Et, après une poignée de main de bonne camarade, elle le laissa rêver dans ce square où le pépiement des oiseaux devenait assourdissant. Elle s’en allait triomphante au bras de son jeune mari. Guéméné l’entendit murmurer tendrement, à la cadence de leur marche à deux :

— Oh ! Fernand ! Fernand ! merci des choses que tu as dites. Je vois enfin que tu m’as comprise. Ah ! je sais, moi, ce qu’est le bonheur !

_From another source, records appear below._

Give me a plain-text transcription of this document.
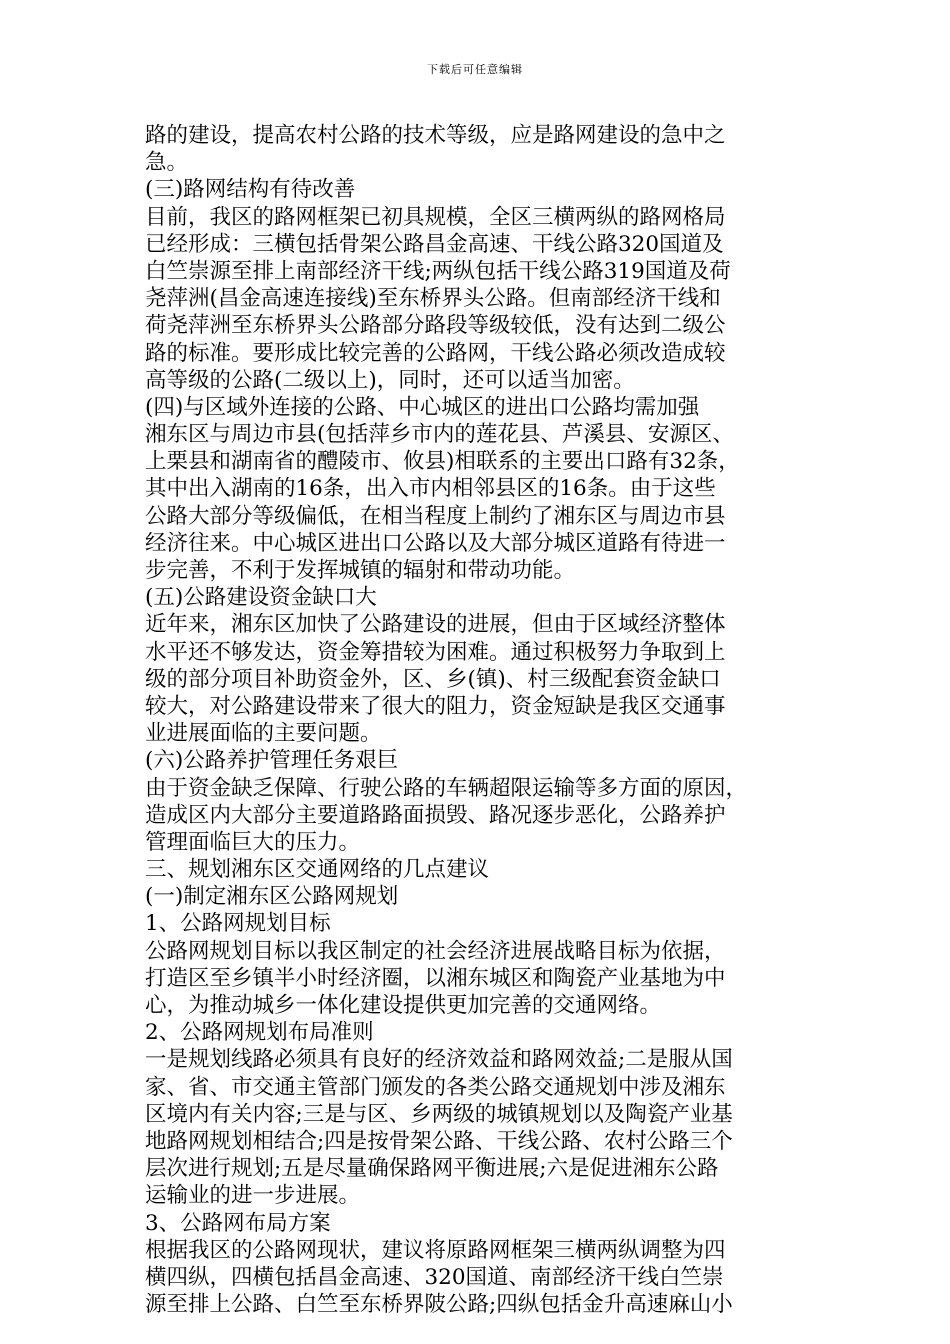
下载后可任意编辑
路的建设，提高农村公路的技术等级，应是路网建设的急中之
急。
(三)路网结构有待改善
目前，我区的路网框架已初具规模，全区三横两纵的路网格局
已经形成：三横包括骨架公路昌金高速、干线公路320国道及
白竺崇源至排上南部经济干线;两纵包括干线公路319国道及荷
尧萍洲(昌金高速连接线)至东桥界头公路。但南部经济干线和
荷尧萍洲至东桥界头公路部分路段等级较低，没有达到二级公
路的标准。要形成比较完善的公路网，干线公路必须改造成较
高等级的公路(二级以上)，同时，还可以适当加密。
(四)与区域外连接的公路、中心城区的进出口公路均需加强
湘东区与周边市县(包括萍乡市内的莲花县、芦溪县、安源区、
上栗县和湖南省的醴陵市、攸县)相联系的主要出口路有32条，
其中出入湖南的16条，出入市内相邻县区的16条。由于这些
公路大部分等级偏低，在相当程度上制约了湘东区与周边市县
经济往来。中心城区进出口公路以及大部分城区道路有待进一
步完善，不利于发挥城镇的辐射和带动功能。
(五)公路建设资金缺口大
近年来，湘东区加快了公路建设的进展，但由于区域经济整体
水平还不够发达，资金筹措较为困难。通过积极努力争取到上
级的部分项目补助资金外，区、乡(镇)、村三级配套资金缺口
较大，对公路建设带来了很大的阻力，资金短缺是我区交通事
业进展面临的主要问题。
(六)公路养护管理任务艰巨
由于资金缺乏保障、行驶公路的车辆超限运输等多方面的原因，
造成区内大部分主要道路路面损毁、路况逐步恶化，公路养护
管理面临巨大的压力。
三、规划湘东区交通网络的几点建议
(一)制定湘东区公路网规划
1、公路网规划目标
公路网规划目标以我区制定的社会经济进展战略目标为依据，
打造区至乡镇半小时经济圈，以湘东城区和陶瓷产业基地为中
心，为推动城乡一体化建设提供更加完善的交通网络。
2、公路网规划布局准则
一是规划线路必须具有良好的经济效益和路网效益;二是服从国
家、省、市交通主管部门颁发的各类公路交通规划中涉及湘东
区境内有关内容;三是与区、乡两级的城镇规划以及陶瓷产业基
地路网规划相结合;四是按骨架公路、干线公路、农村公路三个
层次进行规划;五是尽量确保路网平衡进展;六是促进湘东公路
运输业的进一步进展。
3、公路网布局方案
根据我区的公路网现状，建议将原路网框架三横两纵调整为四
横四纵，四横包括昌金高速、320国道、南部经济干线白竺崇
源至排上公路、白竺至东桥界陂公路;四纵包括金升高速麻山小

Il la sentait frémir d’émotion à son bras, et elle marchait ainsi, ardente, vibrante et passionnée, vers l’hôpital sombre dont ils apercevaient maintenant le portique, de l’autre côté de l’eau. Elle réalisait bien l’idéal de la femme nouvelle. Le labeur cérébral n’était rien à son cœur ni à sa jeunesse. Cette étudiante, âpre au travail, demeurait la plus caressante des épouses, la plus câline. Quand ils eurent passé le Petit Pont, traversé le Parvis, ils se dirent adieu sur le seuil de l’hôpital. De la scène précédente, ils avaient gardé un peu de fièvre. Thérèse débordait de reconnaissance pour la chaude profession de foi de son mari. Tout à coup, dans un geste de passion mi-impulsif, mi-délibéré, elle le prit à l’épaule, et là, sur ce seuil de la porte béante, en plein Paris et en plein jour, la fille du célèbre Herlinge, avançant les lèvres, baisa au front, devant tous les passants, le modeste docteur Fernand Guéméné.